Roundabout Theatre Company's production, directed by Douglas Hodge (who's also an actor, last seen on Broadway in La Cage Aux Folles), makes clear, not so subtly and from the get-go, that we're likely someplace where space and time are less than fixed. This is largely thanks to designer Christine Jones' cosmic backdrop and what appears to be a large block of ice in the middle of the stage. (Original music from Radiohead frontman Thom Yorke helps, too.) In the end, the story swirls with questions: Is everyone on stage real? Or is anyone imaginary/ already dead?

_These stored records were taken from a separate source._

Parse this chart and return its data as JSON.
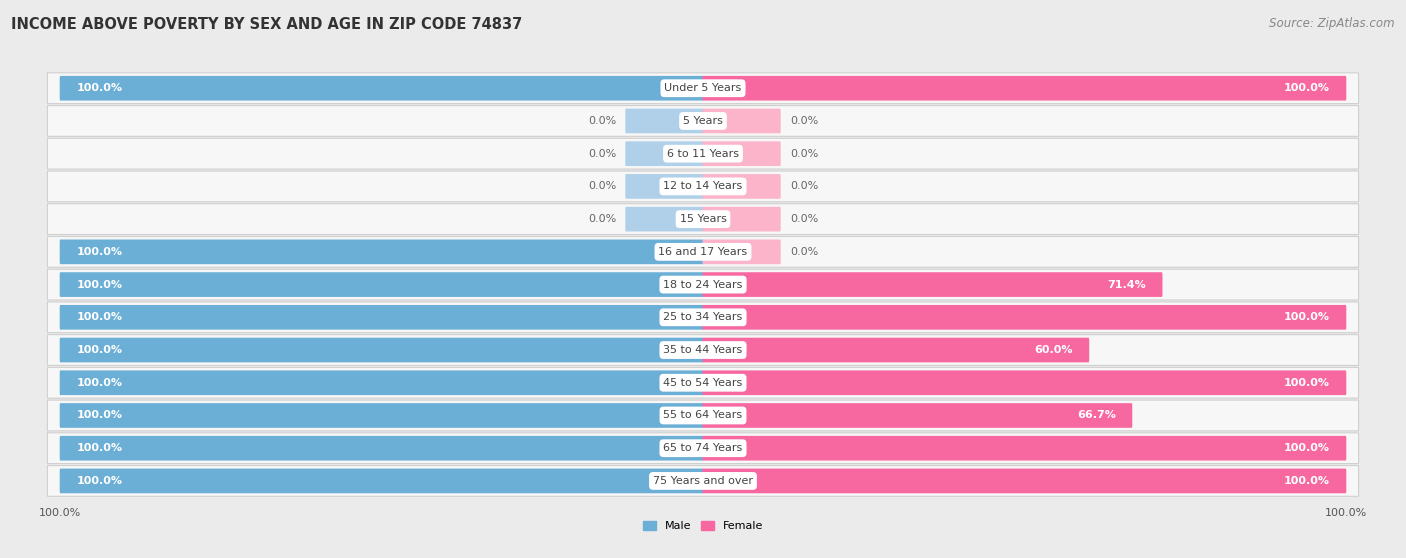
{
  "title": "INCOME ABOVE POVERTY BY SEX AND AGE IN ZIP CODE 74837",
  "source": "Source: ZipAtlas.com",
  "categories": [
    "Under 5 Years",
    "5 Years",
    "6 to 11 Years",
    "12 to 14 Years",
    "15 Years",
    "16 and 17 Years",
    "18 to 24 Years",
    "25 to 34 Years",
    "35 to 44 Years",
    "45 to 54 Years",
    "55 to 64 Years",
    "65 to 74 Years",
    "75 Years and over"
  ],
  "male_values": [
    100.0,
    0.0,
    0.0,
    0.0,
    0.0,
    100.0,
    100.0,
    100.0,
    100.0,
    100.0,
    100.0,
    100.0,
    100.0
  ],
  "female_values": [
    100.0,
    0.0,
    0.0,
    0.0,
    0.0,
    0.0,
    71.4,
    100.0,
    60.0,
    100.0,
    66.7,
    100.0,
    100.0
  ],
  "male_color": "#6baed6",
  "female_color": "#f768a1",
  "male_color_light": "#afd0e8",
  "female_color_light": "#fbb4c9",
  "background_color": "#ebebeb",
  "row_bg_color": "#f7f7f7",
  "bar_height": 0.58,
  "stub_size": 12.0,
  "xlim": 100,
  "legend_male": "Male",
  "legend_female": "Female",
  "title_fontsize": 10.5,
  "source_fontsize": 8.5,
  "label_fontsize": 8.0,
  "category_fontsize": 8.0,
  "axis_label_fontsize": 8.0
}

Who takes a bath in the middle of a quasi dinner party?
As is true of much of Pinter's work (and, well, of British people generally), characters don't often directly say what they mean, and more can be inferred from how someone says something (or what they don't say) than from what is actually being said. In this case, the subtext is all sex. Best and Reilly both exude a sort of carnal energy that keeps the show's swift 70 minutes palpitating with lust, both acknowledged and buried. Owen is lucky if he can keep up.
Churchill's characters take the opposite approach, declaring their desires straightforwardly and with abandon at every opportunity. The playwright eschews subtext for a radical honesty that is often both hilarious and deeply affecting.
Cloud Nine's first half finds a British family living in a colony of Africa during Victorian times. The patriarch, Clive (Clarke Thorrell), is joined by his wife, Betty (played by Chris Perfetti in female garb), his son, Edward (played by Brooke Bloom, in boys' garb), Betty's mother (Lucy Owen), a black servant (played by white actor Sean Dugan) and a governess (Izzie Steele). With the separate arrival of two visitors, the family's neighbor, Mrs. Saunders (also played by Steele), and Clive's friend Harry (John Sanders), a lascivious explorer, nearly everyone lusts after someone forbidden to them.
The second half takes place in 1979 (when the play was written), though as the program notes, only 25 years have passed for the characters. We find Betty (now a grandmother, played by Bloom), Edward (Perfetti), and his sister Victoria (Owens, in a role played by a baby doll in the first act) living in London. The siblings become variously involved with Lin (Steele), a lesbian divorcée with a young, pigtailed daughter (played with great range by Thorrell). Dugan plays Edward's on-again, off-again lover, and Sanders plays Victoria's estranged husband Martin.
The production, performed in the round and directed by James Macdonald, a longtime collaborator of Churchill's, is an appropriately intimate treatment of intimate subjects. The cast is uniformly superb, particularly Ms. Bloom, who as both Edward and Betty, seems always on the verge of immense outbursts of feeling, even while playing with a doll or meeting a stranger in the park.
The shuffling of players, including their cross-dressing, lends integral color to Churchill's exploration of kinship, gender politics, and shifting ideologies. In their grappling with what they want and from whom, and whether they are allowed to want it and by whom, there are levels are truth that are likely to astound.